Several cutting-edge technologies hold promise for deepening our understanding of SPAC4D7.07c:

• CryoEM and AlphaFold2 integration:

  • Combining experimental cryoEM with AI-based structure prediction for more accurate protein structures

  • Revealing potential binding pockets and functional domains

• Single-cell multi-omics:

  • Applying simultaneous RNA-seq and proteomics at the single-cell level

  • Capturing cell-to-cell variability in SPAC4D7.07c expression and function

  • Correlating with cell cycle stage or stress response state

• Advanced microfluidics and live-cell imaging:

  • Building on established microfluidic techniques for S. pombe

  • Implementing real-time monitoring of protein interactions using FRET or BRET

  • Long-term tracking of protein dynamics across multiple generations

• CRISPR-based functional genomics:

  • Implementing CRISPR activation/interference for fine-tuned gene expression control

  • Creating allelic series to distinguish between different functional domains

  • High-throughput genetic interaction mapping

• Cross-species network inference with advanced algorithms:

  • Applying and refining methods described in the literature

  • Implementing machine learning approaches to identify subtle patterns in multi-species datasets

  • Integrating multiple data types (transcriptomics, proteomics, metabolomics) into unified models

These technologies should be applied in an integrative manner rather than in isolation. For example, structural information from cryoEM/AlphaFold2 could guide CRISPR-based mutagenesis experiments, while microfluidic systems could provide the platform for long-term observation of the resulting phenotypes at the single-cell level.
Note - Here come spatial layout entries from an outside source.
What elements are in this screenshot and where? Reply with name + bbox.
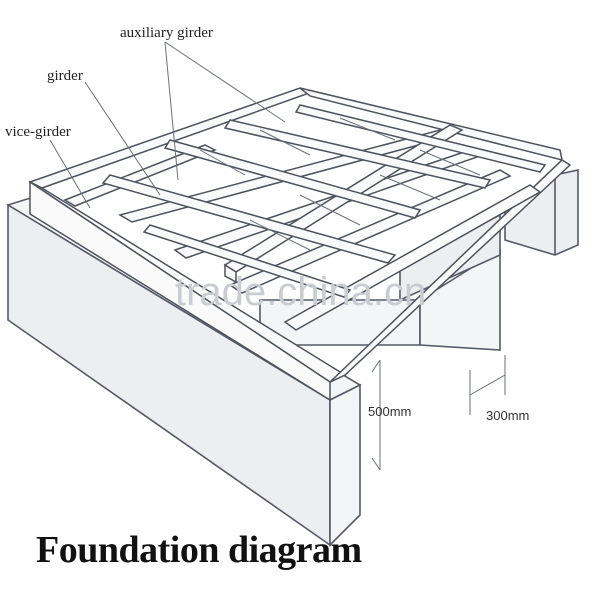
dimension-lines	[371, 355, 506, 471]
transverse-5	[142, 224, 352, 298]
inner-line-4	[379, 174, 441, 201]
leader-lines	[49, 41, 286, 209]
front-girder-web	[29, 180, 331, 402]
inner-line-1	[199, 149, 246, 176]
inner-line-5	[299, 194, 361, 226]
diagram-title: Foundation diagram	[36, 529, 362, 571]
leader-vice	[49, 139, 91, 209]
dim-height-tick-top	[371, 359, 381, 373]
dim-height-tick-bottom	[371, 457, 381, 471]
front-wall-face	[7, 203, 331, 547]
dim-height-label: 500mm	[368, 404, 411, 419]
inner-members	[199, 117, 481, 251]
outer-frame	[28, 87, 572, 402]
leader-aux-2	[164, 41, 179, 181]
girder-4	[283, 184, 542, 331]
transverse-3	[223, 119, 492, 189]
label-vice-girder: vice-girder	[5, 124, 71, 140]
transverse-1	[63, 144, 217, 207]
label-girder: girder	[47, 68, 83, 84]
inner-line-3	[339, 117, 396, 141]
leader-aux-1	[164, 41, 286, 123]
transverse-2	[163, 139, 422, 219]
inner-line-2	[259, 129, 311, 156]
front-right-beam	[329, 159, 572, 383]
transverse-6	[294, 104, 547, 173]
transverse-girders	[63, 104, 547, 298]
leader-girder	[84, 81, 161, 196]
inner-line-7	[419, 149, 481, 176]
label-auxiliary-girder: auxiliary girder	[120, 25, 213, 41]
dim-width-line	[469, 374, 506, 396]
dim-width-label: 300mm	[486, 408, 529, 423]
watermark: trade.china.cn	[175, 270, 426, 314]
cross-girder-web	[224, 263, 237, 284]
transverse-4	[101, 174, 397, 264]
inner-line-6	[249, 219, 311, 251]
front-wall-end	[329, 383, 361, 547]
middle-foundation-wall	[259, 213, 501, 351]
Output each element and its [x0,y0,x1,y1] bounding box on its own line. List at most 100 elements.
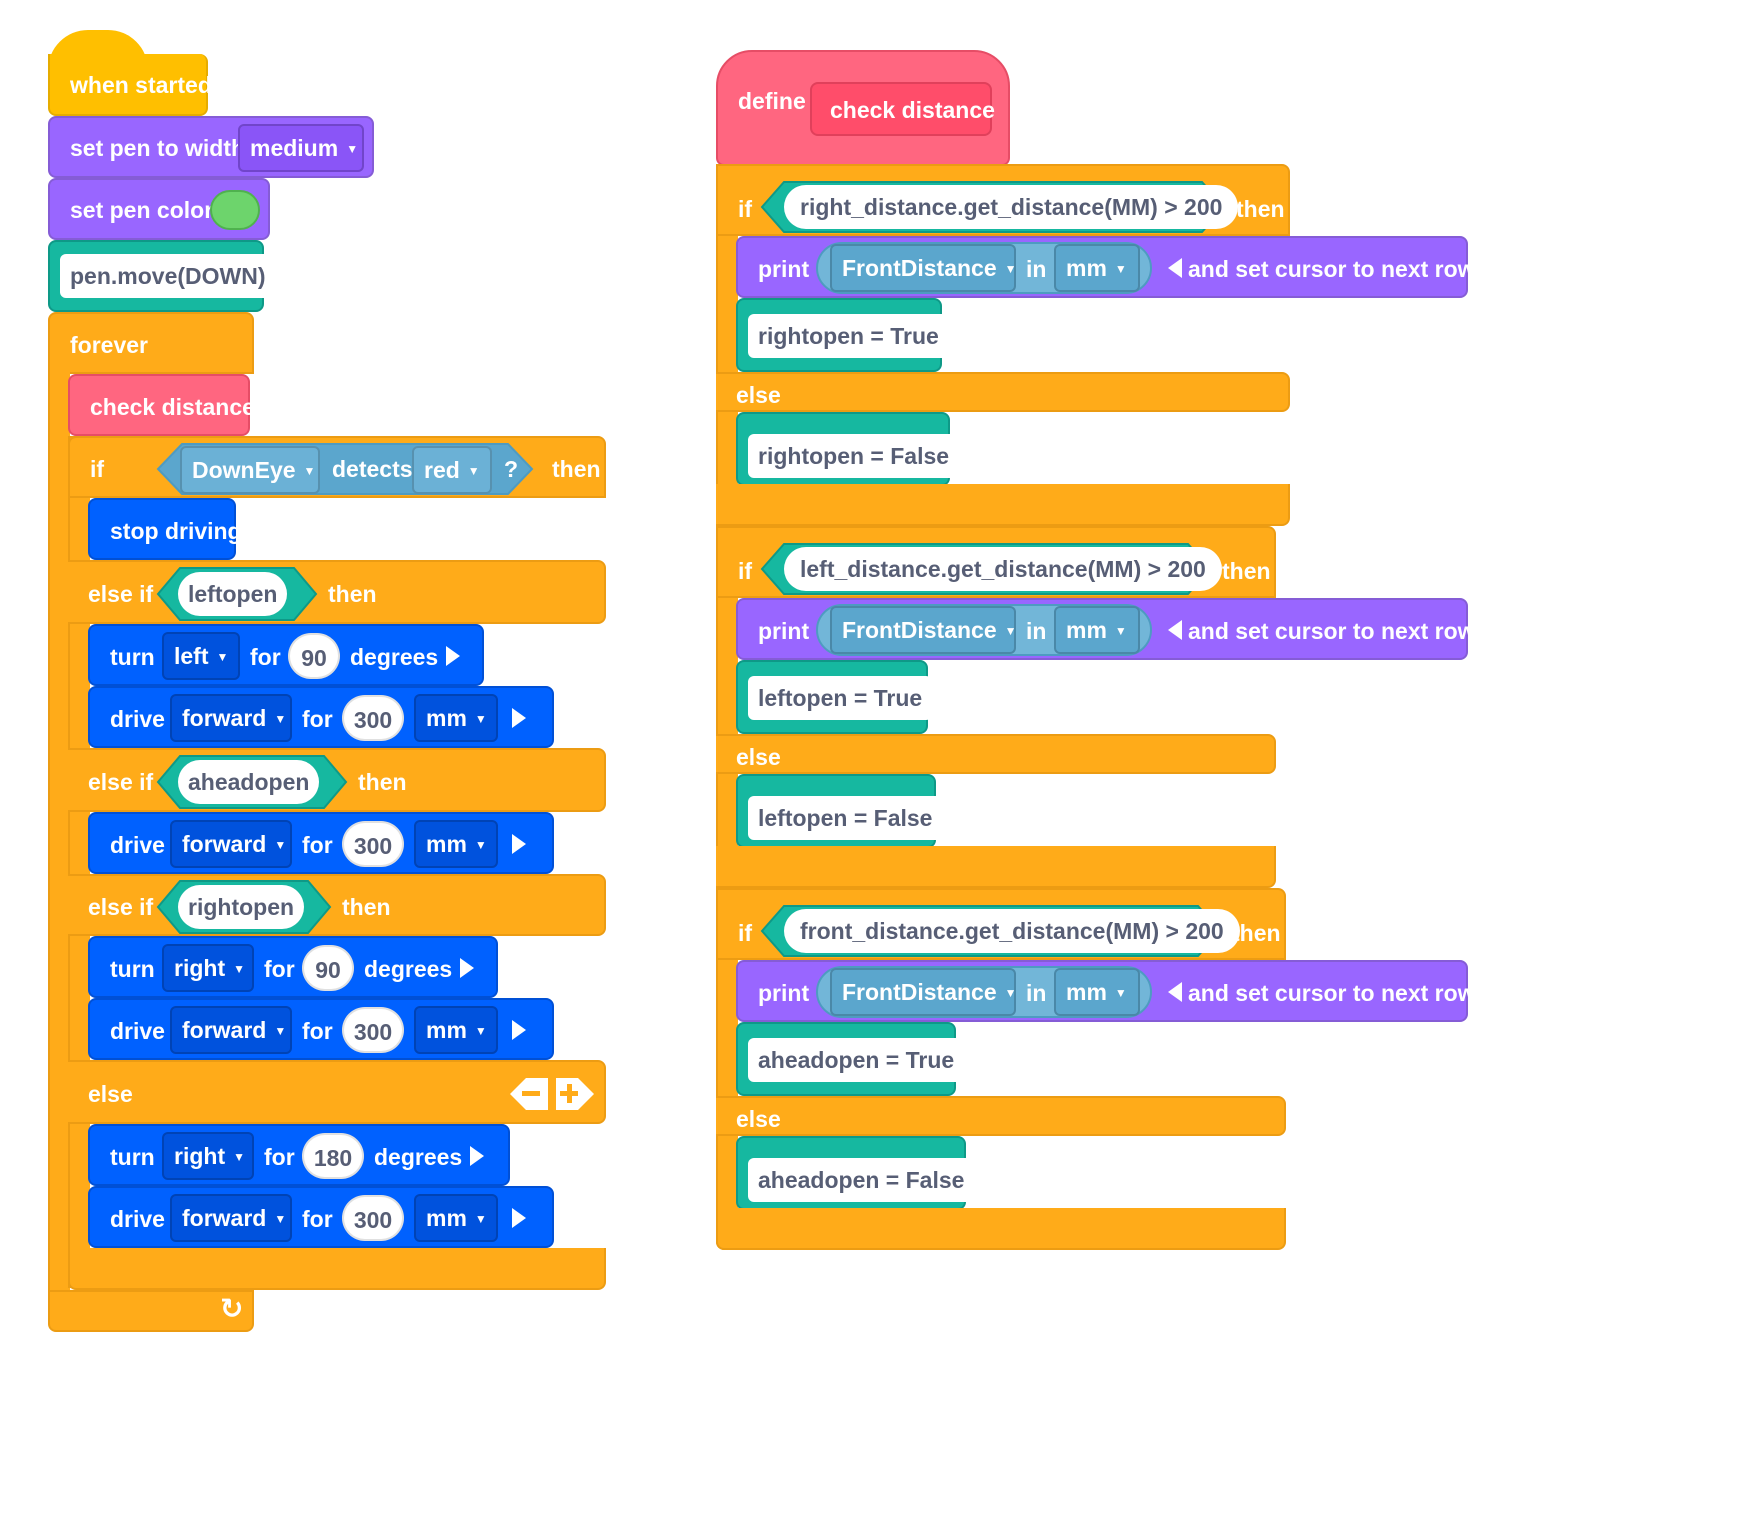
if-block-header[interactable]: if DownEye▼ detects red▼ ? then [68,436,606,498]
if-header-0[interactable]: if right_distance.get_distance(MM) > 200… [716,164,1290,236]
set-pen-color-block[interactable]: set pen color [48,178,270,240]
drive-unit-dropdown[interactable]: mm▼ [414,820,498,868]
unit-dropdown[interactable]: mm▼ [1054,968,1140,1016]
aheadopen-field[interactable]: aheadopen [178,760,320,804]
when-started-block[interactable]: when started [48,54,212,116]
sensor-dropdown[interactable]: FrontDistance▼ [830,968,1017,1016]
aheadopen-condition[interactable]: aheadopen [156,754,348,810]
play-icon[interactable] [512,1208,526,1228]
drive-forward-block-4[interactable]: drive forward▼ for 300 mm▼ [88,1186,554,1248]
turn-direction-dropdown[interactable]: right▼ [162,944,254,992]
pen-width-dropdown[interactable]: medium▼ [238,124,364,172]
play-icon[interactable] [512,1020,526,1040]
pen-color-swatch[interactable] [210,190,260,230]
pen-move-block[interactable]: pen.move(DOWN) [48,240,276,312]
play-icon[interactable] [446,646,460,666]
assign-true-field-0[interactable]: rightopen = True [748,314,949,358]
rightopen-field[interactable]: rightopen [178,885,305,929]
play-icon[interactable] [470,1146,484,1166]
pen-move-field[interactable]: pen.move(DOWN) [60,254,276,298]
if-header-2[interactable]: if front_distance.get_distance(MM) > 200… [716,888,1286,960]
elseif-leftopen-row[interactable]: else if leftopen then [68,560,606,624]
collapse-icon[interactable] [1168,982,1182,1002]
drive-forward-block-3[interactable]: drive forward▼ for 300 mm▼ [88,998,554,1060]
assign-true-block-2[interactable]: aheadopen = True [736,1022,965,1096]
assign-false-block-1[interactable]: leftopen = False [736,774,943,848]
sensor-dropdown[interactable]: FrontDistance▼ [830,244,1017,292]
drive-distance-input[interactable]: 300 [342,821,404,867]
if-header-1[interactable]: if left_distance.get_distance(MM) > 200 … [716,526,1276,598]
distance-reporter-1[interactable]: FrontDistance▼ in mm▼ [816,604,1152,656]
drive-direction-dropdown[interactable]: forward▼ [170,1194,292,1242]
else-row-2[interactable]: else [716,1096,1286,1136]
print-block-2[interactable]: print FrontDistance▼ in mm▼ and set curs… [736,960,1476,1022]
play-icon[interactable] [460,958,474,978]
else-row-0[interactable]: else [716,372,1290,412]
drive-unit-dropdown[interactable]: mm▼ [414,694,498,742]
define-name-block[interactable]: check distance [810,82,995,136]
minus-icon[interactable] [508,1076,550,1112]
drive-unit-dropdown[interactable]: mm▼ [414,1006,498,1054]
condition-2[interactable]: front_distance.get_distance(MM) > 200 [760,904,1240,958]
drive-direction-dropdown[interactable]: forward▼ [170,694,292,742]
stop-driving-block[interactable]: stop driving [88,498,242,560]
turn-degrees-input[interactable]: 90 [302,945,354,991]
elseif-rightopen-row[interactable]: else if rightopen then [68,874,606,936]
unit-dropdown[interactable]: mm▼ [1054,606,1140,654]
print-block-1[interactable]: print FrontDistance▼ in mm▼ and set curs… [736,598,1476,660]
assign-false-block-0[interactable]: rightopen = False [736,412,960,486]
collapse-icon[interactable] [1168,258,1182,278]
assign-true-block-0[interactable]: rightopen = True [736,298,949,372]
condition-field-2[interactable]: front_distance.get_distance(MM) > 200 [784,909,1240,953]
turn-degrees-input[interactable]: 180 [302,1133,364,1179]
forever-block-top[interactable]: forever [48,312,254,374]
drive-unit-dropdown[interactable]: mm▼ [414,1194,498,1242]
else-row-1[interactable]: else [716,734,1276,774]
drive-direction-dropdown[interactable]: forward▼ [170,820,292,868]
condition-1[interactable]: left_distance.get_distance(MM) > 200 [760,542,1222,596]
call-check-distance-block[interactable]: check distance [68,374,255,436]
assign-false-field-0[interactable]: rightopen = False [748,434,960,478]
detects-condition[interactable]: DownEye▼ detects red▼ ? [156,442,534,496]
print-block-0[interactable]: print FrontDistance▼ in mm▼ and set curs… [736,236,1476,298]
leftopen-condition[interactable]: leftopen [156,566,318,622]
condition-field-1[interactable]: left_distance.get_distance(MM) > 200 [784,547,1222,591]
turn-degrees-input[interactable]: 90 [288,633,340,679]
assign-true-block-1[interactable]: leftopen = True [736,660,933,734]
distance-reporter-0[interactable]: FrontDistance▼ in mm▼ [816,242,1152,294]
assign-false-field-1[interactable]: leftopen = False [748,796,943,840]
drive-distance-input[interactable]: 300 [342,1007,404,1053]
assign-true-field-1[interactable]: leftopen = True [748,676,933,720]
leftopen-field[interactable]: leftopen [178,572,288,616]
play-icon[interactable] [512,708,526,728]
distance-reporter-2[interactable]: FrontDistance▼ in mm▼ [816,966,1152,1018]
elseif-aheadopen-row[interactable]: else if aheadopen then [68,748,606,812]
drive-direction-dropdown[interactable]: forward▼ [170,1006,292,1054]
set-pen-width-block[interactable]: set pen to width medium▼ [48,116,374,178]
condition-0[interactable]: right_distance.get_distance(MM) > 200 [760,180,1239,234]
sensor-dropdown[interactable]: FrontDistance▼ [830,606,1017,654]
color-dropdown[interactable]: red▼ [412,446,492,494]
condition-field-0[interactable]: right_distance.get_distance(MM) > 200 [784,185,1239,229]
sensor-dropdown[interactable]: DownEye▼ [180,446,320,494]
unit-dropdown[interactable]: mm▼ [1054,244,1140,292]
else-row[interactable]: else [68,1060,606,1124]
plus-icon[interactable] [554,1076,596,1112]
assign-false-block-2[interactable]: aheadopen = False [736,1136,975,1210]
drive-forward-block-2[interactable]: drive forward▼ for 300 mm▼ [88,812,554,874]
drive-distance-input[interactable]: 300 [342,1195,404,1241]
turn-right-block-1[interactable]: turn right▼ for 90 degrees [88,936,498,998]
assign-false-field-2[interactable]: aheadopen = False [748,1158,975,1202]
define-block[interactable]: define check distance [716,50,1010,166]
rightopen-condition[interactable]: rightopen [156,879,332,935]
assign-true-field-2[interactable]: aheadopen = True [748,1038,965,1082]
forever-block-bottom[interactable]: ↻ [48,1290,254,1332]
turn-direction-dropdown[interactable]: left▼ [162,632,240,680]
collapse-icon[interactable] [1168,620,1182,640]
drive-distance-input[interactable]: 300 [342,695,404,741]
play-icon[interactable] [512,834,526,854]
turn-left-block[interactable]: turn left▼ for 90 degrees [88,624,484,686]
turn-direction-dropdown[interactable]: right▼ [162,1132,254,1180]
turn-right-block-2[interactable]: turn right▼ for 180 degrees [88,1124,510,1186]
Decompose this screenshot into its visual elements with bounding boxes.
How might SPAC4D7.07c research contribute to our understanding of conserved cellular processes?

Research on SPAC4D7.07c has potential to advance our understanding of conserved cellular processes through several avenues:

• Evolutionary conservation analysis:

  • Identifying orthologs across species using sensitive detection methods

  • Characterizing functional divergence or conservation

  • Using cross-species network inference methods to identify conserved functional modules even in the absence of sequence conservation

• DNA damage response pathway contributions:

  • Building on established methodologies for characterizing DNA damage response genes in S. pombe

  • Mapping SPAC4D7.07c into known pathways based on phenotypic similarities

  • Extrapolating findings to mammalian systems for potential biomedical applications

• Protein quality control mechanisms:

  • Investigating potential interactions with chaperone networks like Cdc37-Hsp90

  • Exploring roles in protein aggregate formation and inheritance

  • Connecting to aging processes and stress response mechanisms

• Cellular aging and mortality insights:

  • Building on the "live fast, die fast" trade-off observed in S. pombe

  • Examining how SPAC4D7.07c affects protein aggregation dynamics

  • Investigating potential roles in determining cellular lifespan

• Translational implications:

  • Identifying human orthologs or functionally equivalent proteins

  • Exploring relevance to human disease processes

  • Considering therapeutic targeting strategies if disease relevance is established

The value of studying uncharacterized proteins like SPAC4D7.07c lies in their potential to reveal novel aspects of fundamental cellular processes. By using S. pombe as a model system and applying cross-species comparative approaches, findings can be positioned within the broader context of eukaryotic cell biology, potentially uncovering conserved mechanisms with relevance to human health and disease.